With an eye on the Tokyo Games, Japanese researchers are developing a new system to accurately forecast torrential downpours — known in Japan as “guerrilla rainstorms” — 30 minutes before they strike.
Scientists have created a high-tech radar capable of producing a three-dimensional map of a rain cloud in 30 to 60 seconds. They say this is a significant improvement on existing systems that measure only parts of a cloud in up to five minutes.
Along with the radar, installed last year at Saitama University, just north of Tokyo, the team is also using radio waves to estimate the amount of water vapor in the air to improve their forecasts.
The waves slow down depending on the volume of vapor in the air, making for a more accurate forecast, said Katsuhiro Nakagawa, director of the Remote Sensing Laboratory at the National Institute of Information and Communications Technology.
Japan is one of the most seismically active regions in the world and routinely experiences severe natural disasters, including earthquakes, floods and landslides that kill dozens of people every year.
Because of that, the nation has created sophisticated early warning technology and disaster mitigation systems, and regularly holds emergency drills in schools.

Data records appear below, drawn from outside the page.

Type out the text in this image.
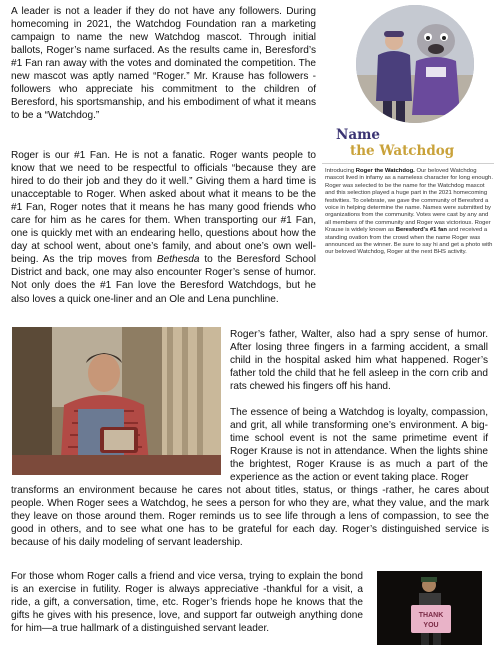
A leader is not a leader if they do not have any followers. During homecoming in 2021, the Watchdog Foundation ran a marketing campaign to name the new Watchdog mascot. Through initial ballots, Roger’s name surfaced. As the results came in, Beresford’s #1 Fan ran away with the votes and dominated the competition. The new mascot was aptly named “Roger.” Mr. Krause has followers -followers who appreciate his commitment to the children of Beresford, his sportsmanship, and his embodiment of what it means to be a “Watchdog.”

Roger is our #1 Fan. He is not a fanatic. Roger wants people to know that we need to be respectful to officials “because they are hired to do their job and they do it well.” Giving them a hard time is unacceptable to Roger. When asked about what it means to be the #1 Fan, Roger notes that it means he has many good friends who care for him as he cares for them. When transporting our #1 Fan, one is quickly met with an endearing hello, questions about how the day at school went, about one’s family, and about one’s own well-being. As the trip moves from Bethesda to the Beresford School District and back, one may also encounter Roger’s sense of humor. Not only does the #1 Fan love the Beresford Watchdogs, but he also loves a quick one-liner and an Ole and Lena punchline.

Name
the Watchdog

Introducing Roger the Watchdog. Our beloved Watchdog mascot lived in infamy as a nameless character for long enough. Roger was selected to be the name for the Watchdog mascot and this selection played a huge part in the 2021 homecoming festivities. To celebrate, we gave the community of Beresford a voice in helping determine the name. Names were submitted by organizations from the community. Votes were cast by any and all members of the community and Roger was victorious. Roger Krause is widely known as Beresford’s #1 fan and received a standing ovation from the crowd when the name Roger was announced as the winner. Be sure to say hi and get a photo with our beloved Watchdog, Roger at the next BHS activity.

Roger’s father, Walter, also had a spry sense of humor. After losing three fingers in a farming accident, a small child in the hospital asked him what happened. Roger’s father told the child that he fell asleep in the corn crib and rats chewed his fingers off his hand.

The essence of being a Watchdog is loyalty, compassion, and grit, all while transforming one’s environment. A big-time school event is not the same primetime event if Roger Krause is not in attendance. When the lights shine the brightest, Roger Krause is as much a part of the experience as the action or event taking place. Roger

transforms an environment because he cares not about titles, status, or things -rather, he cares about people. When Roger sees a Watchdog, he sees a person for who they are, what they value, and the mark they leave on those around them. Roger reminds us to see life through a lens of compassion, to see the good in others, and to see what one has to be grateful for each day. Roger’s distinguished service is because of his daily modeling of servant leadership.

For those whom Roger calls a friend and vice versa, trying to explain the bond is an exercise in futility. Roger is always appreciative -thankful for a visit, a ride, a gift, a conversation, time, etc. Roger’s friends hope he knows that the gifts he gives with his presence, love, and support far outweigh anything done for him—a true hallmark of a distinguished servant leader.

THANK
YOU
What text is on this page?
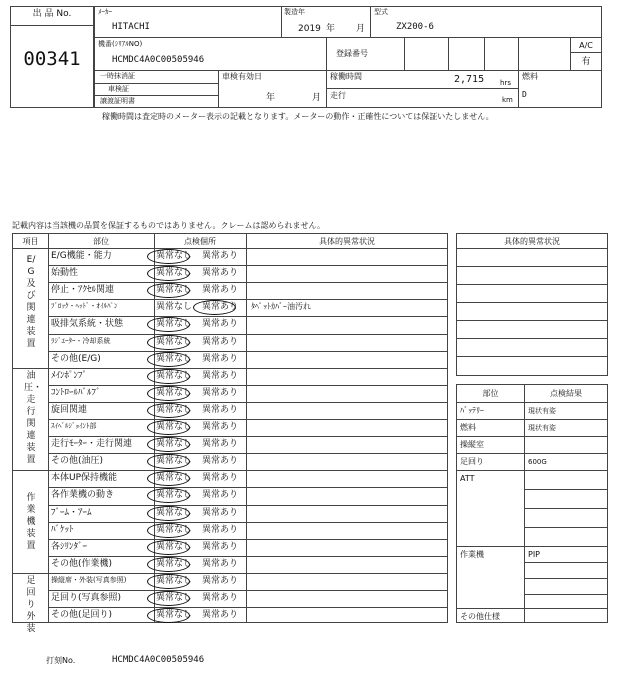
出 品 No.
00341
ﾒｰｶｰ
HITACHI
製造年
2019 年 月
型式
ZX200-6
機番(ｼﾘｱﾙNO)
HCMDC4A0C00505946
登録番号
A/C
有
一時抹消証
車検証
譲渡証明書
車検有効日
年	月
稼働時間	2,715 hrs
走行	km
燃料
D
稼働時間は査定時のメーター表示の記載となります。メーターの動作・正確性については保証いたしません。
記載内容は当該機の品質を保証するものではありません。クレームは認められません。
項目	部位	点検個所	具体的異常状況
E/G及び関連装置
E/G機能・能力	異常なし	異常あり
始動性	異常なし	異常あり
停止・ｱｸｾﾙ関連	異常なし	異常あり
ﾌﾞﾛｯｸ・ﾍｯﾄﾞ・ｵｲﾙﾊﾟﾝ	異常なし	異常あり	ﾀﾍﾟｯﾄｶﾊﾞｰ油汚れ
吸排気系統・状態	異常なし	異常あり
ﾗｼﾞｴｰﾀｰ・冷却系統	異常なし	異常あり
その他(E/G)	異常なし	異常あり
油圧・走行関連装置
ﾒｲﾝﾎﾟﾝﾌﾟ	異常なし	異常あり
ｺﾝﾄﾛｰﾙﾊﾞﾙﾌﾞ	異常なし	異常あり
旋回関連	異常なし	異常あり
ｽｲﾍﾞﾙｼﾞｮｲﾝﾄ部	異常なし	異常あり
走行ﾓｰﾀｰ・走行関連	異常なし	異常あり
その他(油圧)	異常なし	異常あり
作業機装置
本体UP保持機能	異常なし	異常あり
各作業機の動き	異常なし	異常あり
ﾌﾞｰﾑ・ｱｰﾑ	異常なし	異常あり
ﾊﾞｹｯﾄ	異常なし	異常あり
各ｼﾘﾝﾀﾞｰ	異常なし	異常あり
その他(作業機)	異常なし	異常あり
足回り外装
操縦席・外装(写真参照)	異常なし	異常あり
足回り(写真参照)	異常なし	異常あり
その他(足回り)	異常なし	異常あり
具体的異常状況
部位	点検結果
ﾊﾞｯﾃﾘｰ	現状有姿
燃料	現状有姿
操縦室
足回り	600G
ATT
作業機	PIP
その他仕様
打刻No.	HCMDC4A0C00505946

Sudden, localized torrential rains can cause killer flash floods, submerge roads in low-lying areas or overflow drainage systems.
Organizers of the Tokyo Games and the Rugby World Cup this year have voiced concern that extreme weather phenomena such as a typhoon or heat wave could throw events into chaos.

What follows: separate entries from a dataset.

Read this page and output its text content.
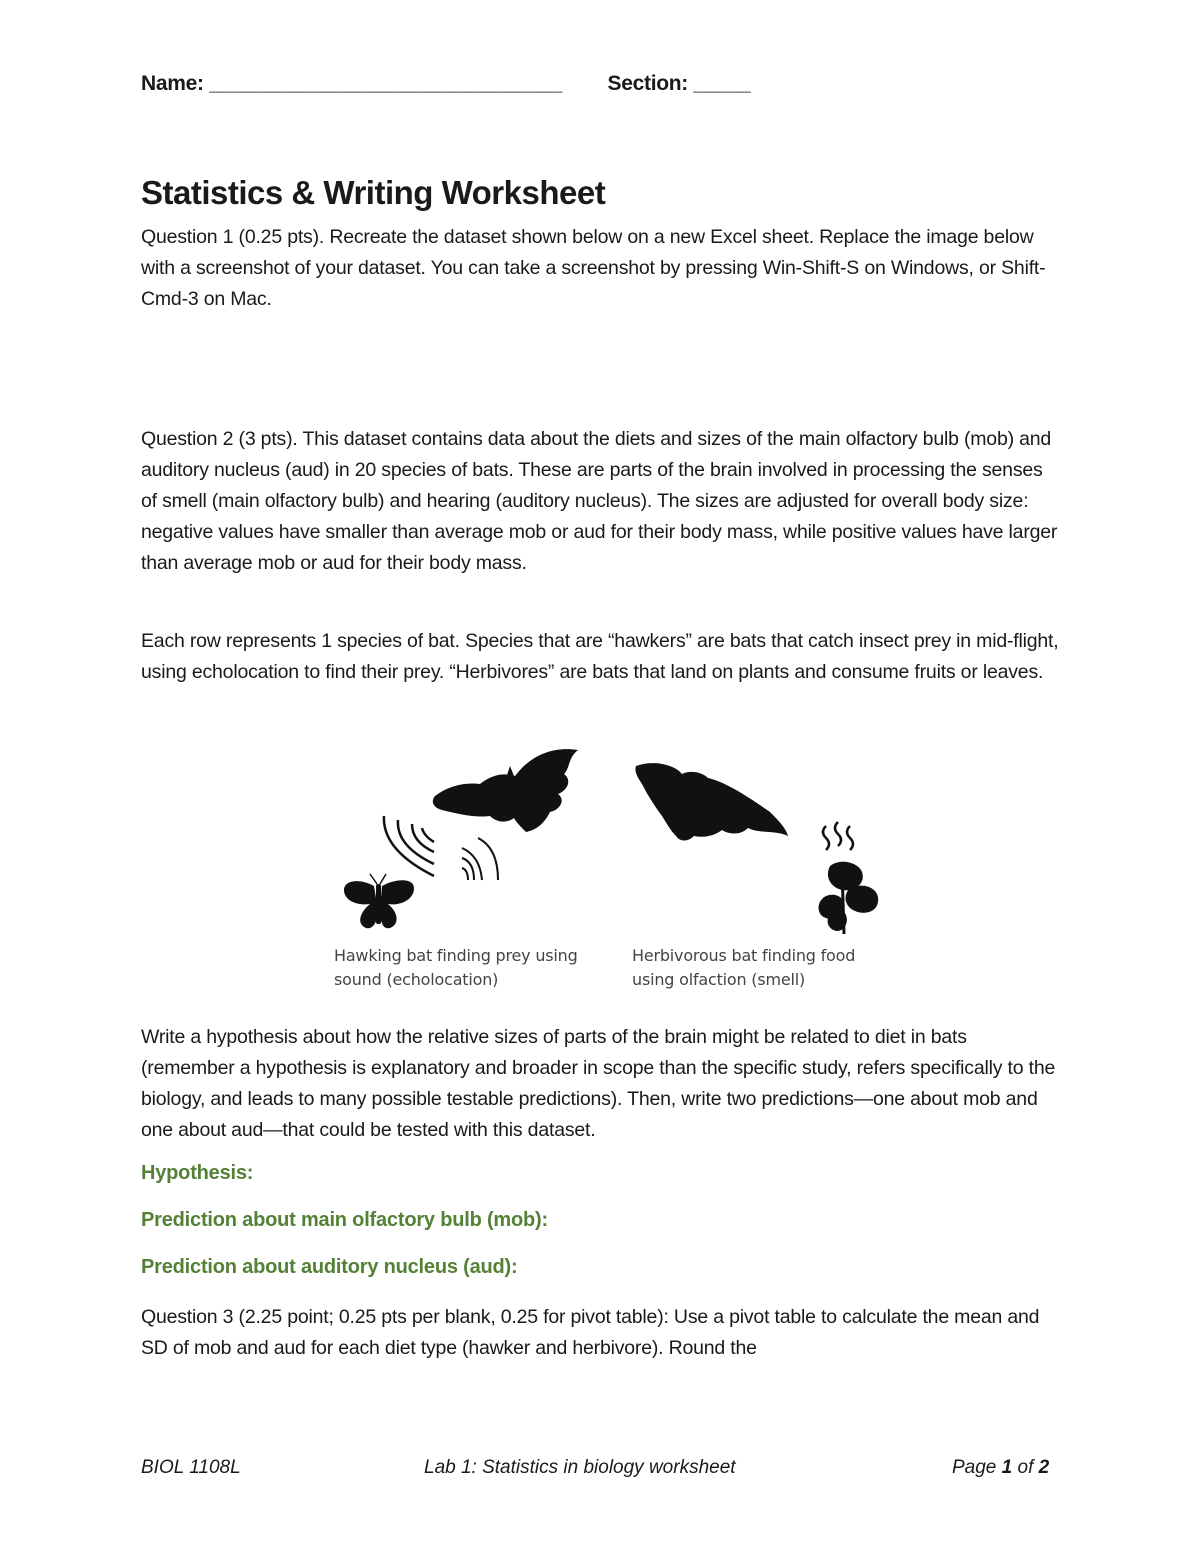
Name: _______________________________ Section: _____
Statistics & Writing Worksheet

Question 1 (0.25 pts). Recreate the dataset shown below on a new Excel sheet. Replace the image below with a screenshot of your dataset. You can take a screenshot by pressing Win-Shift-S on Windows, or Shift-Cmd-3 on Mac.

Question 2 (3 pts). This dataset contains data about the diets and sizes of the main olfactory bulb (mob) and auditory nucleus (aud) in 20 species of bats. These are parts of the brain involved in processing the senses of smell (main olfactory bulb) and hearing (auditory nucleus). The sizes are adjusted for overall body size: negative values have smaller than average mob or aud for their body mass, while positive values have larger than average mob or aud for their body mass.

Each row represents 1 species of bat. Species that are “hawkers” are bats that catch insect prey in mid-flight, using echolocation to find their prey. “Herbivores” are bats that land on plants and consume fruits or leaves.

Hawking bat finding prey using
sound (echolocation)
Herbivorous bat finding food
using olfaction (smell)

Write a hypothesis about how the relative sizes of parts of the brain might be related to diet in bats (remember a hypothesis is explanatory and broader in scope than the specific study, refers specifically to the biology, and leads to many possible testable predictions). Then, write two predictions—one about mob and one about aud—that could be tested with this dataset.

Hypothesis:

Prediction about main olfactory bulb (mob):

Prediction about auditory nucleus (aud):

Question 3 (2.25 point; 0.25 pts per blank, 0.25 for pivot table): Use a pivot table to calculate the mean and SD of mob and aud for each diet type (hawker and herbivore). Round the

BIOL 1108L	Lab 1: Statistics in biology worksheet	Page 1 of 2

“The summer Olympic/Paralympic Games are coming up. Particularly during summer, we see lots of guerrilla downpours,” said Nakagawa.

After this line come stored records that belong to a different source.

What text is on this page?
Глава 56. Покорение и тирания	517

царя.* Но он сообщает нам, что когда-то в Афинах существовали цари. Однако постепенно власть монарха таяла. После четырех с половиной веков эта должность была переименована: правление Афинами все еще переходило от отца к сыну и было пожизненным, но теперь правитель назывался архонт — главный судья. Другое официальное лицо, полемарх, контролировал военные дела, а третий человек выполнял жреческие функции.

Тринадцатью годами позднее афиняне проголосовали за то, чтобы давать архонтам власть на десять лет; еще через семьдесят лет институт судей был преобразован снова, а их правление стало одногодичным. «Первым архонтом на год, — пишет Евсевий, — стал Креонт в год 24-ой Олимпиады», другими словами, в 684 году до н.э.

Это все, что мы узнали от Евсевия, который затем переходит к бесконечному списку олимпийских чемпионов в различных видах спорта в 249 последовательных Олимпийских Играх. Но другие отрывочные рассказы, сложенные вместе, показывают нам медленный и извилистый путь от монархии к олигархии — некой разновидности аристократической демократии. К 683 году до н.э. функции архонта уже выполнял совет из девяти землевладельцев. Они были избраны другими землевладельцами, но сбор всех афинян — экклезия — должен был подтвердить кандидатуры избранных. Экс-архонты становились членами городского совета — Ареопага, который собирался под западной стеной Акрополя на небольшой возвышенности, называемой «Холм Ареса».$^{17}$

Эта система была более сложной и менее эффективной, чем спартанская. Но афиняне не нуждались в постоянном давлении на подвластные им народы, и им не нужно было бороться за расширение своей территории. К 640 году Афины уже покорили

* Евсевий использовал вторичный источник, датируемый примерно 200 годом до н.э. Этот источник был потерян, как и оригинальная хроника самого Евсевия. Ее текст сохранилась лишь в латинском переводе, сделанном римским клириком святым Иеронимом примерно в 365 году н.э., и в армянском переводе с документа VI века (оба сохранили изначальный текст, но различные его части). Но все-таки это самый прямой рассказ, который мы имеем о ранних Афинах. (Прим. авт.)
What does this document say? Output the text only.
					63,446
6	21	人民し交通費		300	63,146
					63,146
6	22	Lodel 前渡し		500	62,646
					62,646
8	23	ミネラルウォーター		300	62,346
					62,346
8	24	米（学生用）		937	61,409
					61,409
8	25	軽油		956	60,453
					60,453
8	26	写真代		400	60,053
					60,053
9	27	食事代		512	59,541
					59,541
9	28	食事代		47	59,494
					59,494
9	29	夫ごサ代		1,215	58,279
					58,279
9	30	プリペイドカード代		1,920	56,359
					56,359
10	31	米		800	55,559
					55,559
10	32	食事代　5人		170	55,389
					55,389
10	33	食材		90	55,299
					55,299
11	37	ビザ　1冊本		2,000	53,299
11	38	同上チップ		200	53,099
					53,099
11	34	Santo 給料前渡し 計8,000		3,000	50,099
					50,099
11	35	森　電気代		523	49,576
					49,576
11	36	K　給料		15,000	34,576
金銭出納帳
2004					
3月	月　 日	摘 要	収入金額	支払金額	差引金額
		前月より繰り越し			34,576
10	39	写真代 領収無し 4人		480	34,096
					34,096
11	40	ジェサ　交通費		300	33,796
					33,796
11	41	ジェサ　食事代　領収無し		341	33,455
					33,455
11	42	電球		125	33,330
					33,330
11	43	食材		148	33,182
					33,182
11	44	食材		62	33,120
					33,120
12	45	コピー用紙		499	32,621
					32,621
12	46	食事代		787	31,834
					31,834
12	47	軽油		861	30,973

“We believe our technology will be able to provide useful data so that people hosting outdoor events can hold them safely,” he said.
In the future, the technology may assist organizers of other outdoor events, such as fireworks festivals and sporting competitions, or may result in precise, localized weather services released only in affected towns.
Nakagawa said that with more research, he was hoping to offer an extended warning lead time before a severe downpour arrives.